Meghan Markle and Prince Harry were sent an envelope with white powder, generating an anthrax scare

Meghan Markle and Prince Harry were reportedly sent a package filled with white powder at their Kensingon Palace address, but it was intercepted before it could reach them, and analyzed immediately to determine if it was anthrax.

Meghan Markle and Prince Harry were involved in an anthrax scare recently, when an envelope addressed to them at their Kensington Palace address was discovered to be full of a white powder, feared to be anthrax.

According to the Evening Standard, the letter generated a security scare, and specialists were brought in immediately to analyze the nature of the powder. No letter or package addressed to the royals can directly reach them as there are security measures in place to ensure that they are protected from potential attacks such as this.

Tests conducted on the material proved it to be harmless, but security is on high alert following the scare, as the envelope was clearly intended to be a threat before the royal wedding. The Metropolitan Police Counter Terrorism command sent its officers to Kensington Palace on February 12 to investigate the incident. This was the day before police announced that a similar package had been sent to the Palace of Westminster.

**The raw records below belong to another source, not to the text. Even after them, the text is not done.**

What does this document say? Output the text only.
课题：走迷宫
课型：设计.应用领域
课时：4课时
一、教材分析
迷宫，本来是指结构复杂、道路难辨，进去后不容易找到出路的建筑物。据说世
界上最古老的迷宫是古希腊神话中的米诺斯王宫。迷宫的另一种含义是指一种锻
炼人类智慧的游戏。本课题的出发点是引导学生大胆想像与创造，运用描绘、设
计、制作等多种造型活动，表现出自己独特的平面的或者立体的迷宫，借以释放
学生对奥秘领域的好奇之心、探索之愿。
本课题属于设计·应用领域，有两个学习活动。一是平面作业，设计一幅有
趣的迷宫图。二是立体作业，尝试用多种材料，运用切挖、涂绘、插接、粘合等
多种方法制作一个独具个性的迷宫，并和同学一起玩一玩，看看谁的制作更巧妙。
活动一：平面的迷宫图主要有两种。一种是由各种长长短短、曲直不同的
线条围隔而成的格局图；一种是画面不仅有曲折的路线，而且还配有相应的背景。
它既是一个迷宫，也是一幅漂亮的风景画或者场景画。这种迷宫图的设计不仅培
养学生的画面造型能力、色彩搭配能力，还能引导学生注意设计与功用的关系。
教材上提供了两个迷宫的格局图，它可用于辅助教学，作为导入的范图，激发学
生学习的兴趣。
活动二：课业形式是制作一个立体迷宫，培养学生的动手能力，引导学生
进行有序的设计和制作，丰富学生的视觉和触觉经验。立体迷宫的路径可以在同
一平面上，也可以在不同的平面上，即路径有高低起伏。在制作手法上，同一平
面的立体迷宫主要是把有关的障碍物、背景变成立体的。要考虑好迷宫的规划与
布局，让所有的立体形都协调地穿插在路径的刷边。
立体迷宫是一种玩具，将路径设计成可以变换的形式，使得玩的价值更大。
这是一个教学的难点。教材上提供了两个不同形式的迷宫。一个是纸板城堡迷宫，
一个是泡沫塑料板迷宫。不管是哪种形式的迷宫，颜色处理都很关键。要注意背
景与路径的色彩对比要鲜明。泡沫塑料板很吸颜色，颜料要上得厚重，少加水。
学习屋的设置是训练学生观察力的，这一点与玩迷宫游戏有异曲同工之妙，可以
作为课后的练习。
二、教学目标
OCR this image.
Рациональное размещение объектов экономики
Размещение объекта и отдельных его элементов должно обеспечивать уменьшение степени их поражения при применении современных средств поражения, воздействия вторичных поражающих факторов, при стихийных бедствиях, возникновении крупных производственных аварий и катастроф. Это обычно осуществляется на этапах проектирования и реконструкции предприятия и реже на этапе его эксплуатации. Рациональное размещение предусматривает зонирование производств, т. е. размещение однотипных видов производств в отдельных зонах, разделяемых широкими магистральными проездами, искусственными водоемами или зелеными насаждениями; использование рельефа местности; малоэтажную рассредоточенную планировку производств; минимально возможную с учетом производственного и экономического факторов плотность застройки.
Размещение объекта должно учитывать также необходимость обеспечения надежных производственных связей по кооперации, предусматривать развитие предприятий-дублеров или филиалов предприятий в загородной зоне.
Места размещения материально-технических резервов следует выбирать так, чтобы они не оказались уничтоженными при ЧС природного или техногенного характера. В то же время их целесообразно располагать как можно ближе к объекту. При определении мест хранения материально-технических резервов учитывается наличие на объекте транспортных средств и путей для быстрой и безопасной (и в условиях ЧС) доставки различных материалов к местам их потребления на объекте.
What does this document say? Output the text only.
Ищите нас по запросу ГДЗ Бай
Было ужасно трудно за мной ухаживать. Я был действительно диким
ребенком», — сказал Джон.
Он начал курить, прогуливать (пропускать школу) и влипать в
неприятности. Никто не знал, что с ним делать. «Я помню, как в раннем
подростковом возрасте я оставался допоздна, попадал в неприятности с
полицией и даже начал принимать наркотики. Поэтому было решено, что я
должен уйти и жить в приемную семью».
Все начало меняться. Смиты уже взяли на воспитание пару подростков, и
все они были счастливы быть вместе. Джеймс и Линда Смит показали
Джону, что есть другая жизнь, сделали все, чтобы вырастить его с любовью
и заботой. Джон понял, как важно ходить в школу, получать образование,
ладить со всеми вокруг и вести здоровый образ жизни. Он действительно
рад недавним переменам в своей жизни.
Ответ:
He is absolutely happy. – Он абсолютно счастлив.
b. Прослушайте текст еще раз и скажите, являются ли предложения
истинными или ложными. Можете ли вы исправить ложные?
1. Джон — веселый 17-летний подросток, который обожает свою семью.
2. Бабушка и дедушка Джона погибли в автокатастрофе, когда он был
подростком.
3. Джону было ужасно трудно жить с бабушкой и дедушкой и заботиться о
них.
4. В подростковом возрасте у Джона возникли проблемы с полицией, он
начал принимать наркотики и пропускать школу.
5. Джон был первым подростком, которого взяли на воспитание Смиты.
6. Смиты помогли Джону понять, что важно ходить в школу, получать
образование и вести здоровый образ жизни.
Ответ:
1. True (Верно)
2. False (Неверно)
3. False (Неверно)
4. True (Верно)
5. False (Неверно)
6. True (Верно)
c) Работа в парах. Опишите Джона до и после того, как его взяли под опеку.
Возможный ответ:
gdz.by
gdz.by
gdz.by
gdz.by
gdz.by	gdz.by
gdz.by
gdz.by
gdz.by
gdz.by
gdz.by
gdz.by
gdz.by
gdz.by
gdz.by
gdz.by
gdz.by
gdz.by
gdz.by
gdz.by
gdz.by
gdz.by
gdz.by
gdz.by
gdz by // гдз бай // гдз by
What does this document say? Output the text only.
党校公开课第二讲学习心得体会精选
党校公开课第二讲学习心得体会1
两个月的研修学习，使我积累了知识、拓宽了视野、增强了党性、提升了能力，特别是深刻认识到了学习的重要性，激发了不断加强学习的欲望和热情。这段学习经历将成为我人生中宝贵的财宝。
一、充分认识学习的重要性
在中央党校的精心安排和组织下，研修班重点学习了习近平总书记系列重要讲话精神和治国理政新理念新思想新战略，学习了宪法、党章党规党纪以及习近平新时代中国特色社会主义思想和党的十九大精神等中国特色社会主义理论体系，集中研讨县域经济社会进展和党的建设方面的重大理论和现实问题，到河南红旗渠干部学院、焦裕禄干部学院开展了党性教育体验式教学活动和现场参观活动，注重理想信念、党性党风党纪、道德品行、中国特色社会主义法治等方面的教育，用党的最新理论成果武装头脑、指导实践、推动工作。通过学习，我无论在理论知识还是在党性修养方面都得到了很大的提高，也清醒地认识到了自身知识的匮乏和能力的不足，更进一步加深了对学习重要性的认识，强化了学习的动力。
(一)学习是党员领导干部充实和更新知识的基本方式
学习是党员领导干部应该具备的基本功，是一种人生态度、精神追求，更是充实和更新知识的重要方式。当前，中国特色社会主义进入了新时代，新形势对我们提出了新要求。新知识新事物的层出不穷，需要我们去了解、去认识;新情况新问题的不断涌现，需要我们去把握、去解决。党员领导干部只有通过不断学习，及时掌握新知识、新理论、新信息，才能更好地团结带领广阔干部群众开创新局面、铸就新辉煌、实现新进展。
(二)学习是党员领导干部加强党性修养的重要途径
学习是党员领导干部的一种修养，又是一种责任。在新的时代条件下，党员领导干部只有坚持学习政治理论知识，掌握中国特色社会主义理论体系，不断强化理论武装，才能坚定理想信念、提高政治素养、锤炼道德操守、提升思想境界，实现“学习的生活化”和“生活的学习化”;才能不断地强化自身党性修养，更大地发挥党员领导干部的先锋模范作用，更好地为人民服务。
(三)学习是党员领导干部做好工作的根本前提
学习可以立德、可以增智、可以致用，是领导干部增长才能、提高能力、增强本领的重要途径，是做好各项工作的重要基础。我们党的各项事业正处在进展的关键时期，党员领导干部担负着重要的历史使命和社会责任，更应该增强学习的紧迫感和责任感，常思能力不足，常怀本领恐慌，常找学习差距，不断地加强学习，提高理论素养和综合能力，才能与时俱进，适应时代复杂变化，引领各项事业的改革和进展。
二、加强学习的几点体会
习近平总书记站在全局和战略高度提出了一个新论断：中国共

The other package containing a white powder that was later deemed to be harmless was sent to Home Secretary Amber Rudd's office in the Houses of Parliament.

Investigators are determining if the packages are connected to each other in any way, and despite attempts to discover the originator of the packages, there have been no arrests made so far.

Meghan Markle and Prince Harry, Getty
Prince Harry and Meghan Markle during their visit to Edinburgh Castle on February 13, 2018 in Edinburgh, Scotland. (Getty Images)

Meghan, 36, and Harry, 33, were reportedly informed about the envelope, the day before they visited Edinburgh for a public appearance. However, they interacted with the public and even accepted pre-Valentine's Day gifts from well-wishers, despite the heightened security alert.

These envelopes are reminiscent of a number of prank letters sent to scare people after the "anthrax attacks" that claimed the lives of five people in the United States in 2001. Ever since, people have been apprehensive of any white powders received in the mail.

This is reported to be the first security threat for Meghan, who officially become a member of the British Royal Family following her wedding in May. However, she has already been assigned a security detail by the Met’s Royalty and Specialist Protection Command in anticipation of potential security threats.

Scotland Yard has reportedly stepped up security measures in preparation for the Royal wedding, taking precautions against potential threats. There have been no changes in the details for the Royal wedding following the threat, and events will go on as planned.